MARIE JULIA BOLLANSÉE
MARIE JULIA
BOLLANSÉE

RIVER

joint performance, Marie Julia Bollansée and the audience
at S.M.A.K. Gent, on Sunday 19/9/2021 from 1PM until 5PM
https://smak.be/nl/agenda/river-marie-julia
Hadewych Cocquyt, photographs
Cynthia Vertessen en Pablo Bollansée, video-camera
Mit Hendrickx, knitwork
Marie Julia Bollansée, concept, performance, felt garb, videoreport
Ann Hoste, curator
S.M.A.K. staff ,making it happen
Alicia, Dirk, Linde, Nomi, Suzanna, assistance
Abbey Westmalle, Extra Trappist

As an extension of her exhibition GEOLOGY, Marie Julia Bollansée presents a new performance: RIVER. The artist sees rivers as the veins of the earth that carry vital water from its source to the seas. If these arteries are blocked or severed, human lives are in danger. On the lawn next to S.M.A.K., Bollansée creates a new landscape with the “tarpaulin blue” sails typical of her work and a long strip of knitted fabric. She invites visitors to enter the landscape and accompanies them as they cross the river. Ann Hoste, curator

“I spread a white, long knitted fabric on a lawn next to S.M.A.K. It was devotedly knitted by my wise mother, using my own handspun yarn. To me, spinning is a form of meditation in the germ that gives rise to works, such as this performance.
The strip resembles a white, narrow river; the landscape it bisects turns ‘tarpaulin blue’.
We all come into contact with ‘flows’ in our lives, both literally and figuratively. Sometimes we have to cross rivers, at other times we can go with the flow. Rivers, the veins of the earth, carry vital water from its source to the seas. If these arteries are blocked or severed, our lives are in danger.
In the performance RIVER, I invite the audience to remove their shoes and socks and step barefoot across the white, narrow river. I ask them to concentrate, not to talk, not to look back and to proceed individually and slowly. A free glass of Trappist beer, a gift from the abbot of Westmalle Abbey, awaits them at the finish.”
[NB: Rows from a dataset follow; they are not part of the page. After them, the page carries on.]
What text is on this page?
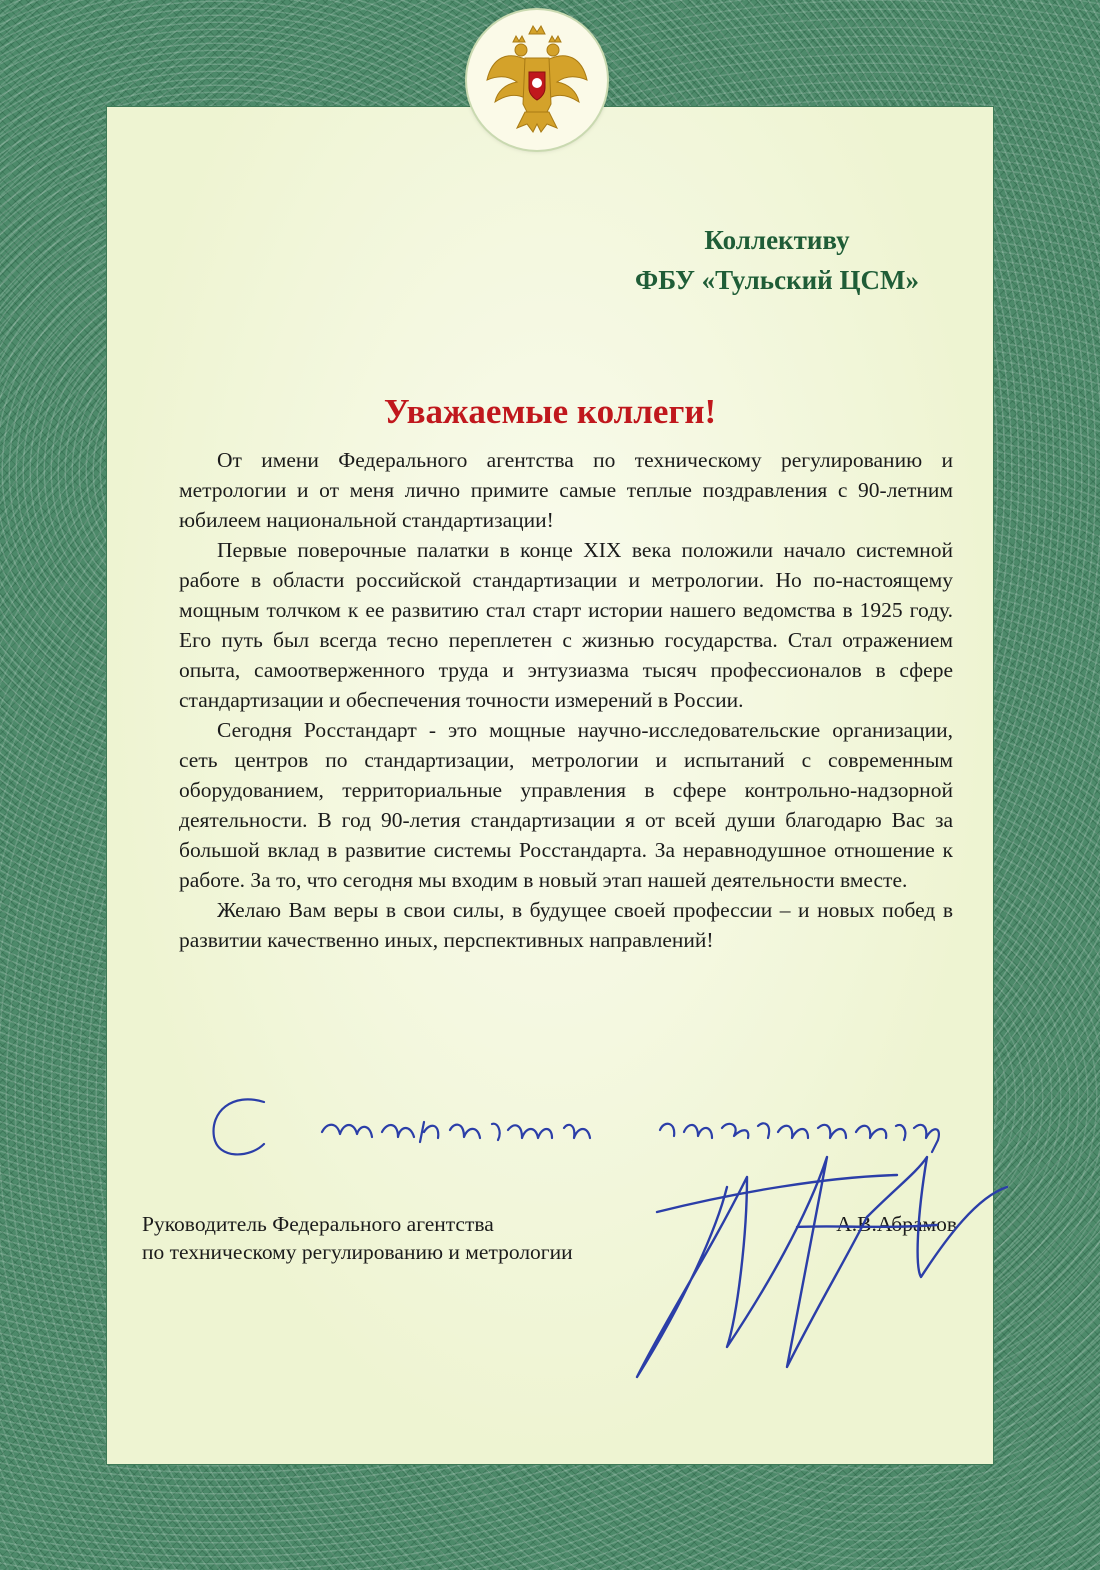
Коллективу
ФБУ «Тульский ЦСМ»
Уважаемые коллеги!

От имени Федерального агентства по техническому регулированию и метрологии и от меня лично примите самые теплые поздравления с 90-летним юбилеем национальной стандартизации!

Первые поверочные палатки в конце XIX века положили начало системной работе в области российской стандартизации и метрологии. Но по-настоящему мощным толчком к ее развитию стал старт истории нашего ведомства в 1925 году. Его путь был всегда тесно переплетен с жизнью государства. Стал отражением опыта, самоотверженного труда и энтузиазма тысяч профессионалов в сфере стандартизации и обеспечения точности измерений в России.

Сегодня Росстандарт - это мощные научно-исследовательские организации, сеть центров по стандартизации, метрологии и испытаний с современным оборудованием, территориальные управления в сфере контрольно-надзорной деятельности. В год 90-летия стандартизации я от всей души благодарю Вас за большой вклад в развитие системы Росстандарта. За неравнодушное отношение к работе. За то, что сегодня мы входим в новый этап нашей деятельности вместе.

Желаю Вам веры в свои силы, в будущее своей профессии – и новых побед в развитии качественно иных, перспективных направлений!

Руководитель Федерального агентства
по техническому регулированию и метрологии
А.В.Абрамов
In form, RIVER resembles the work of Giotto, an artist I admire because he was the first Renaissance painter to fall in love with the colour blue. He painted the entire ceiling of the Scrovegni Chapel in Padua with the magical blue pigment created from the lapis lazuli found in Afghanistan, allowing the golden stars to shine within. Under the lapis lazuli sky and in long strips, he sketched biblical scenes from the life of Jesus and his ancestors (on his mother’s side).

RIVER finds its origin in Benares (India) and Kathmandu (Nepal). Benares, or Varanasi, is an ancient city situated on the banks of the Ganges. In India, Hindus aspire to make a pilgrimage to Varanasi at least once in their lifetime and, if possible, to even die there. Their bodies can thus be cremated on the pyres that line the water’s edge, the ashes of which are scattered in the Ganges. Only then are their souls liberated and they can enter Nirvana. In Kathmandu I witnessed the same funeral rites taking place on the banks of the Bagmati River. Hindus and Buddhists both have great faith in their rivers. The waters of their sacred rivers have the power to purify them spiritually. Being there, I saw and smelled how terribly polluted the Ganges and the Bagmati River are nowadays.
I created a participatory performance especially for Benares: I spread my blue tarpaulin on the banks of the Ganges and asked people to walk barefoot across it, following the direction of the current.